Hazing is a difficult subject to talk about, and understandably so – but this same hesitation is what causes it to go under the radar until it’s too late.
Lillian Wang, president of the Asian Greek Council, said the Office of Fraternity & Sorority Life puts in a lot of hard work to educate and protect its members, including holding workshops to discuss the issue of hazing.
“The people in our staff have their own hazing experiences, and so they said if you ever want to talk about it with us, we are 100% down to talk about it,” Wang said.
Adopting more extensive training for all social organizations on campus means that dialogue can finally be welcomed so that victims can discuss these difficult topics without fear of social consequences. One way this could be mandated is through implementing hazing training for every social organization on campus, so these conversations can be started early.
Clearly, this isn’t just a fraternity problem – but the fraternity community at least has the training to deal with it.
These conversations help everyone become more vigilant, regardless of the nature of what the social organization is affiliated with.
And not making headlines doesn’t mean there aren’t problems.
While students often join organizations on campus for advancement in other areas besides the social ladder, the rungs on their way up aren’t necessarily supported.
Having a mandatory hazing discussion for UCLA student organizations will allow people to talk about important issues like how to file a report, what that procedure is like, how to help victims and what the different degrees of hazing are. This way, if a student finds themselves in a dangerous situation, they will know what resources are available to them.
“Anyone who is a victim of hazing or who has observed hazing happening within the UCLA environment are encouraged to report these behaviors to the Office of Student Conduct or UCPD,” said the Office of the Dean of Students in an email statement.
But if there is no oversight and social organizations don’t have the training to identify hazing, it becomes that much more difficult to report hazing effectively.
The very nature of social organizations is often exclusive and independent – some require lengthy applications and interview processes, and they are often student-directed.
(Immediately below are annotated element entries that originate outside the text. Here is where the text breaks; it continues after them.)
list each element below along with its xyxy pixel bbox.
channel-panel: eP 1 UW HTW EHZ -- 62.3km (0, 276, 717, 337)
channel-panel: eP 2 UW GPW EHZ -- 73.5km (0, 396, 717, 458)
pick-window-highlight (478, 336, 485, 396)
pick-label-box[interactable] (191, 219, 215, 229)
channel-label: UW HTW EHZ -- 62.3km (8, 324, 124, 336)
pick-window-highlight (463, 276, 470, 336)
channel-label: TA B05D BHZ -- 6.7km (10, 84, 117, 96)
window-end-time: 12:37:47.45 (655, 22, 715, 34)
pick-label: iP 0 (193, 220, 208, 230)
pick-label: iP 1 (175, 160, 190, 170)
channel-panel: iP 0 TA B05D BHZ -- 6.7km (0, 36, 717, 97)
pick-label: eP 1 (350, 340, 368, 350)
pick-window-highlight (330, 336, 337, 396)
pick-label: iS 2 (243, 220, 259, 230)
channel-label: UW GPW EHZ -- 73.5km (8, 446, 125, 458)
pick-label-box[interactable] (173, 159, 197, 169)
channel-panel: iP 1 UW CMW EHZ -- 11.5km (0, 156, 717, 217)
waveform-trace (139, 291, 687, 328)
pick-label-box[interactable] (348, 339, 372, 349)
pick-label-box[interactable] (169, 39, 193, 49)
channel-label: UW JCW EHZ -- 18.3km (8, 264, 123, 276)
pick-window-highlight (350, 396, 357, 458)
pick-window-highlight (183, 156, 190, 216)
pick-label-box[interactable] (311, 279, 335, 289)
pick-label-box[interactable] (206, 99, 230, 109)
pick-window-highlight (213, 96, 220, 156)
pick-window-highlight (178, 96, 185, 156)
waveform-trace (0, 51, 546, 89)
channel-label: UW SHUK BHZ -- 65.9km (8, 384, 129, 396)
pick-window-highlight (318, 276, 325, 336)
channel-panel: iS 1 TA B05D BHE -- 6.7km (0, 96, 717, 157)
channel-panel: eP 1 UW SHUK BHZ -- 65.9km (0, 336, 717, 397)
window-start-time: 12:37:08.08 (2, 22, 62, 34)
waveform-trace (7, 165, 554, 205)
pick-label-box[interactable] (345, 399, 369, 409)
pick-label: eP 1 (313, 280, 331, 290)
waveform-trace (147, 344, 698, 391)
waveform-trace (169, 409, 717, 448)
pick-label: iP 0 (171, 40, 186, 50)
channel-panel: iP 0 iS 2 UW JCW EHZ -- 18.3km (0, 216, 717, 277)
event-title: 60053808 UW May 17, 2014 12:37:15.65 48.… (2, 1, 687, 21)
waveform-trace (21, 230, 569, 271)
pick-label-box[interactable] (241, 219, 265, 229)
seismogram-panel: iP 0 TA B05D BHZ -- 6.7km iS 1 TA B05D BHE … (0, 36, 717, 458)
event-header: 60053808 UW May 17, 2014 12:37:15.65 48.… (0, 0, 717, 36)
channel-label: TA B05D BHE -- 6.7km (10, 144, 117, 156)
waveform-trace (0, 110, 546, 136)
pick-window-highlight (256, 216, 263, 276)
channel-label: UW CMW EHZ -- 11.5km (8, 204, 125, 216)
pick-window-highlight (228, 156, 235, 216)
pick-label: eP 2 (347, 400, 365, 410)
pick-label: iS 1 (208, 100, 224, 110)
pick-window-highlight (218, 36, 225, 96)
With that in mind, these organizations can easily facilitate an environment where coming forward about hazing has the potential for dire consequences within the organization.
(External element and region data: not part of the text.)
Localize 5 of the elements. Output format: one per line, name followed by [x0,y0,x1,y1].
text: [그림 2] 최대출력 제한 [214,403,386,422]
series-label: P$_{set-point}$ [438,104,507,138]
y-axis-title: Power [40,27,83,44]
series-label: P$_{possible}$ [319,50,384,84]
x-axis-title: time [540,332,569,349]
Priya Hegde, a first-year statistics student, said incidents can go under the radar when there is a lack of awareness.
“Different people have different thresholds for what is OK, and if you’re not vocal about it, it’s really easy for those things to fall through the cracks,” Hegde said.
This model of creating a dialogue won’t just help victims, but also preempt the possibility of students getting hurt in the future. Not to mention, it’ll help student organizations sidestep potential bad press.
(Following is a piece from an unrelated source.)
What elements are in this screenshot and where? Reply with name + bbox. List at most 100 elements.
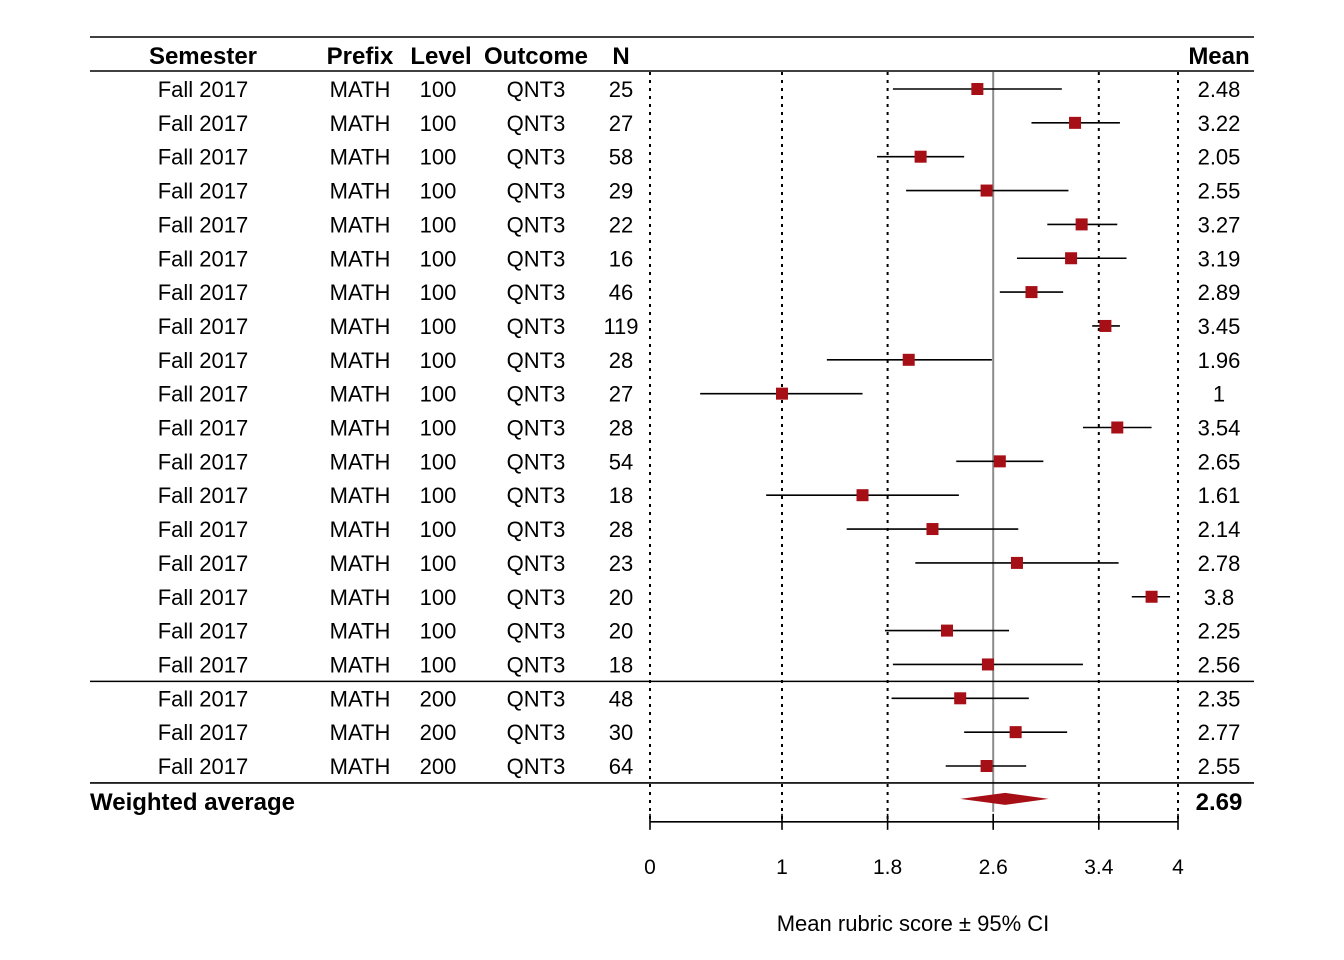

Granted, sexual assault training and hazing prevention exist within Greek life because of historical and systemic issues – and UCLA should continue to require these workshops. But UCLA would be doing itself and its students a favor by mandating these trainings across the board for all student organizations. In doing so, UCLA has the opportunity to create a cultural shift, not just within Greek life, but across the campus as a whole.
Student organizations might not get the same heat as fraternities, but UCLA has a responsibility to make sure that victims aren’t getting left behind.
And to do that, it needs to look further than fraternity row.